3. In the previous step you tested for statistical significance of the difference in `cost_after_aid` between public and private schools. What is the effect size? Report the average `cost_after_aid` of `public` schools and the average `cost_after_aid` of `private` schools.
4. In step 2 we assumed that we could omit the universities with missing data and the remainder would be a random sample of American universities. Is that assumption well justified? Consider especially the average values you computed in steps 1 and 3 and consider which universities are missing the `cost_after_aid` information.

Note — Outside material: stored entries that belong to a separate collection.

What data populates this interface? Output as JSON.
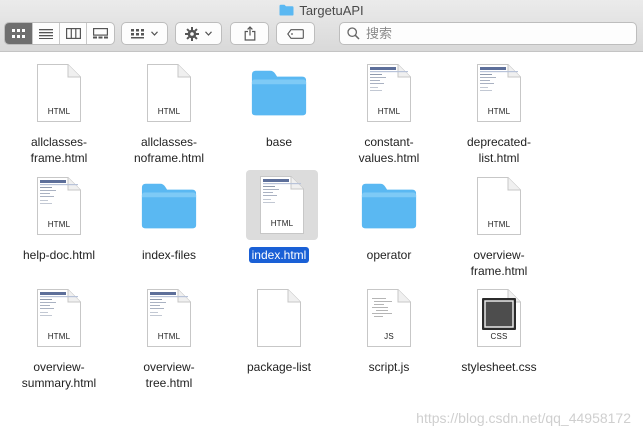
{
  "window": {
    "title": "TargetuAPI"
  },
  "toolbar": {
    "view_buttons": [
      "icon-view",
      "list-view",
      "column-view",
      "gallery-view"
    ],
    "search": {
      "placeholder": "搜索",
      "value": ""
    }
  },
  "files": [
    {
      "name": "allclasses-\nframe.html",
      "kind": "html",
      "badge": "HTML",
      "preview": false
    },
    {
      "name": "allclasses-\nnoframe.html",
      "kind": "html",
      "badge": "HTML",
      "preview": false
    },
    {
      "name": "base",
      "kind": "folder"
    },
    {
      "name": "constant-\nvalues.html",
      "kind": "html",
      "badge": "HTML",
      "preview": true
    },
    {
      "name": "deprecated-\nlist.html",
      "kind": "html",
      "badge": "HTML",
      "preview": true
    },
    {
      "name": "help-doc.html",
      "kind": "html",
      "badge": "HTML",
      "preview": true
    },
    {
      "name": "index-files",
      "kind": "folder"
    },
    {
      "name": "index.html",
      "kind": "html",
      "badge": "HTML",
      "preview": true,
      "selected": true
    },
    {
      "name": "operator",
      "kind": "folder"
    },
    {
      "name": "overview-\nframe.html",
      "kind": "html",
      "badge": "HTML",
      "preview": false
    },
    {
      "name": "overview-\nsummary.html",
      "kind": "html",
      "badge": "HTML",
      "preview": true
    },
    {
      "name": "overview-\ntree.html",
      "kind": "html",
      "badge": "HTML",
      "preview": true
    },
    {
      "name": "package-list",
      "kind": "blank"
    },
    {
      "name": "script.js",
      "kind": "js",
      "badge": "JS"
    },
    {
      "name": "stylesheet.css",
      "kind": "css",
      "badge": "CSS"
    }
  ],
  "watermark": "https://blog.csdn.net/qq_44958172",
  "colors": {
    "folder": "#5ab8f2",
    "selection": "#1a60d6"
  }
}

Given this, what can you say about the claim that "private universities often argue that once you take financial aid into account, the cost is often not different?"

In [8]:
uni = pd.read_csv("university_data.csv")
uni.head()

Unnamed: 0,act_avg,sat_avg,enrollment,city,acceptance_rate,percent_receiving_aid,cost_after_aid,state,hs_gpa_avg,tuition,Institution_name,institution_type,us_rank
0,32.0,1400.0,5400.0,Princeton,7.0,60.0,16793.0,NJ,3.9,47140,Princeton University,private,1.0
1,32.0,1430.0,6710.0,Cambridge,5.0,55.0,16338.0,MA,4.0,48949,Harvard University,private,2.0
2,32.0,1450.0,5941.0,Chicago,8.0,42.0,27767.0,IL,4.0,54825,University of Chicago,private,3.0
3,32.0,1420.0,5472.0,New Haven,6.0,50.0,18385.0,CT,,51400,Yale University,private,3.0
4,32.0,1430.0,6113.0,New York,6.0,48.0,21041.0,NY,,57208,Columbia University,private,5.0


In [9]:
# Q1 
print("Average public tuition: ")
print(uni[uni['institution_type']=='public']['tuition'].mean())
print("Average private tuition: ")
print(uni[uni['institution_type']=='private']['tuition'].mean())

Average public tuition: 
25968.97894736842
Average private tuition: 
40871.0350877193


In [10]:
# Q2
publicCAA = uni[uni['institution_type']=='public']['cost_after_aid'].dropna()
privateCAA = uni[uni['institution_type']=='private']['cost_after_aid'].dropna()
print(stats.ttest_ind_from_stats(publicCAA.mean(), publicCAA.std(),len(publicCAA), privateCAA.mean(), privateCAA.std(),len(privateCAA)))

Ttest_indResult(statistic=3.6952785181489114, pvalue=0.000313509738634415)


In [11]:
# Q3
publicCAA.mean() - privateCAA.mean()

4515.956964006258

In [12]:
# Q4
uni[uni['cost_after_aid'].isna()]['tuition'].mean()

23898.958333333332

### Answer 5
1. Average public tuition: 25968.97894736842, Average private tuition: 40871.0350877193
2. The p-value of the two-sided test is 0.000314, which is less than our confidence level of 0.05. Therefore, we reject the null hypothesis that average public tuition cost-after-aid is the same as average private tuition cost-after-aid. 
3. Effect Size: 4515.956964006258
4. The assumption is not well justified because the universities that do not offer aid usually have low tuition costs themselves. The average cost-after-aid for public universities is even higher than the average tuition of public universities that don't offer aid.